Irving, despite the loss of ChevronTexaco as a potential partner, said it plans to build a C$500 million terminal at its Canaport deepwater port, 60 miles north of the U.S. border, for start-up in 2006.

Access Northeast is eyeing a terminal site on the Cape Breton Island shore of the deepwater Canso Strait, with initial capacity of 750 million cubic feet per day, growing to 2.125 bcf per day.

The company is in discussions with upstream sources and customers to ensure it has adequate supply and takeaway capacity and before it announces a construction timetable.

U.S. plans include GOM, East Coast

• Cheniere Energy, a Gulf of Mexico E&P company, has been actively assembling plans for three LNG terminals on the Gulf Coast at Freeport, Sabine Pass and Corpus Christi. It is counting on all three being operational in 2007, with total capacity of close to 6 bcf per day and is evaluating a fourth location at Brownsville.

It holds a 30 percent limited partnership interest in Freeport LNG Development which is seeking Federal Energy Regulatory Commission approval for a 1.5 bcf per day regasification facility on Quintana Island in Freeport; has signed a deal with and BPU LNG, an affiliate of Sherwin Alumina, for a 1.5 bcf per day terminal at Corpus Christi; and is 100 percent owner of the Sabine Pass project, which is designed with capacity of 2 bcf per day.

• Weaver’s Cove Energy has filed an application with regulators to use a mothballed oil terminal at Fall River, Mass., aiming for peak deliveries of 800 million cubic feet per day or 15 percent of New England’s base gas consumption.

• McMoRan Exploration plans to convert an old sulfur mining operation near Venice, La., to move as much as 1 bcf per day and establish gas storage of 28 bcf. Operations are targeted for mid-2006.

• Somerset LNG plans to build and operate a terminal in Massachusetts that will include a 3.5 bcf import/storage tank and handle 430 million cubic feet per day, at a cost of up to $300 million.

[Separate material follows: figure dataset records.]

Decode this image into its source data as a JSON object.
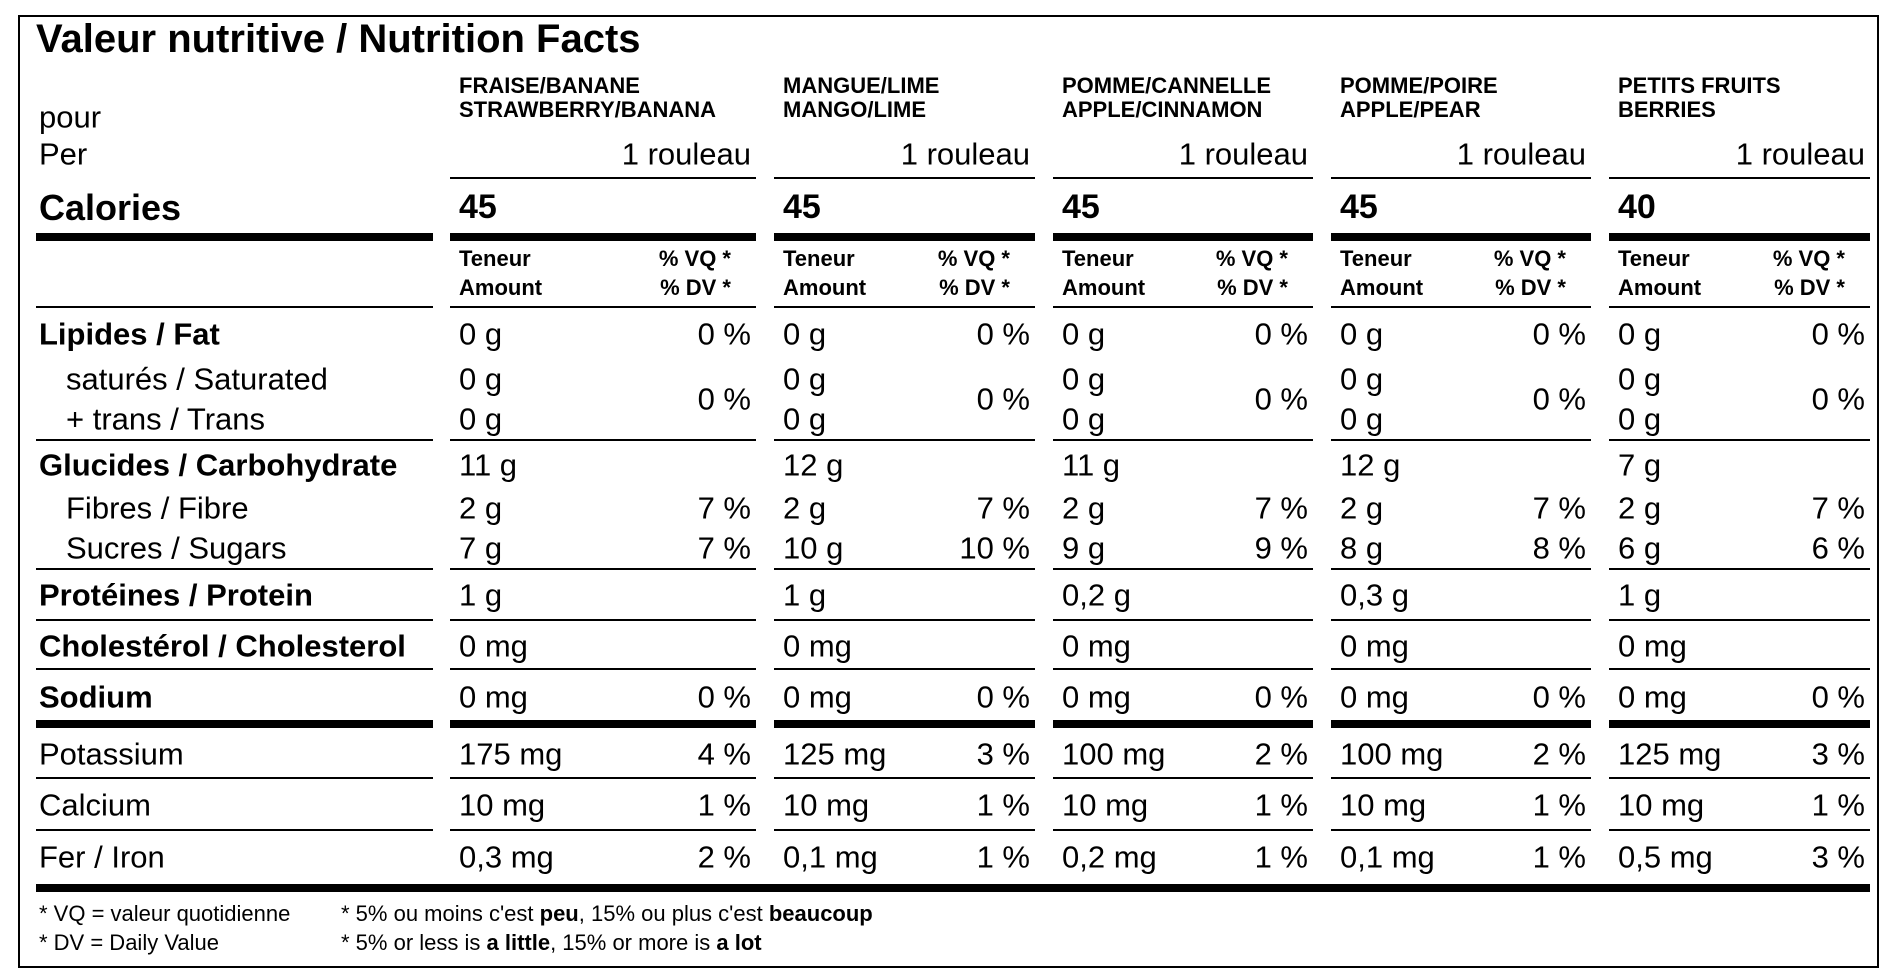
{
  "title": "Valeur nutritive / Nutrition Facts",
  "serving_label": {
    "fr": "pour",
    "en": "Per"
  },
  "column_header": {
    "amount_fr": "Teneur",
    "amount_en": "Amount",
    "dv_fr": "% VQ *",
    "dv_en": "% DV *"
  },
  "labels": {
    "calories": "Calories",
    "fat": "Lipides / Fat",
    "saturated": "saturés / Saturated",
    "trans": "+ trans / Trans",
    "carbohydrate": "Glucides / Carbohydrate",
    "fibre": "Fibres / Fibre",
    "sugars": "Sucres / Sugars",
    "protein": "Protéines / Protein",
    "cholesterol": "Cholestérol / Cholesterol",
    "sodium": "Sodium",
    "potassium": "Potassium",
    "calcium": "Calcium",
    "iron": "Fer / Iron"
  },
  "products": [
    {
      "name_fr": "FRAISE/BANANE",
      "name_en": "STRAWBERRY/BANANA",
      "serving": "1 rouleau",
      "calories": "45",
      "fat": "0 g",
      "fat_dv": "0 %",
      "saturated": "0 g",
      "trans": "0 g",
      "saturated_trans_dv": "0 %",
      "carbohydrate": "11 g",
      "fibre": "2 g",
      "fibre_dv": "7 %",
      "sugars": "7 g",
      "sugars_dv": "7 %",
      "protein": "1 g",
      "cholesterol": "0 mg",
      "sodium": "0 mg",
      "sodium_dv": "0 %",
      "potassium": "175 mg",
      "potassium_dv": "4 %",
      "calcium": "10 mg",
      "calcium_dv": "1 %",
      "iron": "0,3 mg",
      "iron_dv": "2 %"
    },
    {
      "name_fr": "MANGUE/LIME",
      "name_en": "MANGO/LIME",
      "serving": "1 rouleau",
      "calories": "45",
      "fat": "0 g",
      "fat_dv": "0 %",
      "saturated": "0 g",
      "trans": "0 g",
      "saturated_trans_dv": "0 %",
      "carbohydrate": "12 g",
      "fibre": "2 g",
      "fibre_dv": "7 %",
      "sugars": "10 g",
      "sugars_dv": "10 %",
      "protein": "1 g",
      "cholesterol": "0 mg",
      "sodium": "0 mg",
      "sodium_dv": "0 %",
      "potassium": "125 mg",
      "potassium_dv": "3 %",
      "calcium": "10 mg",
      "calcium_dv": "1 %",
      "iron": "0,1 mg",
      "iron_dv": "1 %"
    },
    {
      "name_fr": "POMME/CANNELLE",
      "name_en": "APPLE/CINNAMON",
      "serving": "1 rouleau",
      "calories": "45",
      "fat": "0 g",
      "fat_dv": "0 %",
      "saturated": "0 g",
      "trans": "0 g",
      "saturated_trans_dv": "0 %",
      "carbohydrate": "11 g",
      "fibre": "2 g",
      "fibre_dv": "7 %",
      "sugars": "9 g",
      "sugars_dv": "9 %",
      "protein": "0,2 g",
      "cholesterol": "0 mg",
      "sodium": "0 mg",
      "sodium_dv": "0 %",
      "potassium": "100 mg",
      "potassium_dv": "2 %",
      "calcium": "10 mg",
      "calcium_dv": "1 %",
      "iron": "0,2 mg",
      "iron_dv": "1 %"
    },
    {
      "name_fr": "POMME/POIRE",
      "name_en": "APPLE/PEAR",
      "serving": "1 rouleau",
      "calories": "45",
      "fat": "0 g",
      "fat_dv": "0 %",
      "saturated": "0 g",
      "trans": "0 g",
      "saturated_trans_dv": "0 %",
      "carbohydrate": "12 g",
      "fibre": "2 g",
      "fibre_dv": "7 %",
      "sugars": "8 g",
      "sugars_dv": "8 %",
      "protein": "0,3 g",
      "cholesterol": "0 mg",
      "sodium": "0 mg",
      "sodium_dv": "0 %",
      "potassium": "100 mg",
      "potassium_dv": "2 %",
      "calcium": "10 mg",
      "calcium_dv": "1 %",
      "iron": "0,1 mg",
      "iron_dv": "1 %"
    },
    {
      "name_fr": "PETITS FRUITS",
      "name_en": "BERRIES",
      "serving": "1 rouleau",
      "calories": "40",
      "fat": "0 g",
      "fat_dv": "0 %",
      "saturated": "0 g",
      "trans": "0 g",
      "saturated_trans_dv": "0 %",
      "carbohydrate": "7 g",
      "fibre": "2 g",
      "fibre_dv": "7 %",
      "sugars": "6 g",
      "sugars_dv": "6 %",
      "protein": "1 g",
      "cholesterol": "0 mg",
      "sodium": "0 mg",
      "sodium_dv": "0 %",
      "potassium": "125 mg",
      "potassium_dv": "3 %",
      "calcium": "10 mg",
      "calcium_dv": "1 %",
      "iron": "0,5 mg",
      "iron_dv": "3 %"
    }
  ],
  "footnotes": {
    "vq": "* VQ = valeur quotidienne",
    "dv": "* DV = Daily Value",
    "fr": [
      "* 5% ou moins c'est ",
      "peu",
      ", 15% ou plus c'est ",
      "beaucoup"
    ],
    "en": [
      "* 5% or less is ",
      "a little",
      ", 15% or more is ",
      "a lot"
    ]
  }
}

• El Paso, which owns terminals at Elba Island, Ga., and Cove Point, Md., is examining sites in the Gulf of Mexico and East Coast for a new system that regasifies LNG onboard a tanker and discharges 400 million cubic feet per day through a subsea pipeline that sidesteps the need for a land-based terminal.

• CMS Energy, owner of the Lake Charles, La., terminal, plans to double capacity to 1.2 bcf per day by 2005 and is considering a new offshore terminal in the Gulf of Mexico.

West Coast plans

• Australia’s BHP Billiton is filing applications for the first deepwater facility offshore California. The permanently moored floating storage and regasification facility, 21 miles from Oxnard, is designed to store 6 bcf of gas and convert 1.5 bcf per day, starting in 2008. But it has attracted an immediate flurry of community and environmental opposition.

• Sempra Energy has received key approvals for two terminals which are scheduled for completion in 2007 — a 1.5 bcf per day project at Hackberry, La., costing $700 million and its Energia Costa Azul project on Mexico’s Baja coast, planned to handle 1 bcf per day and cost $600 million.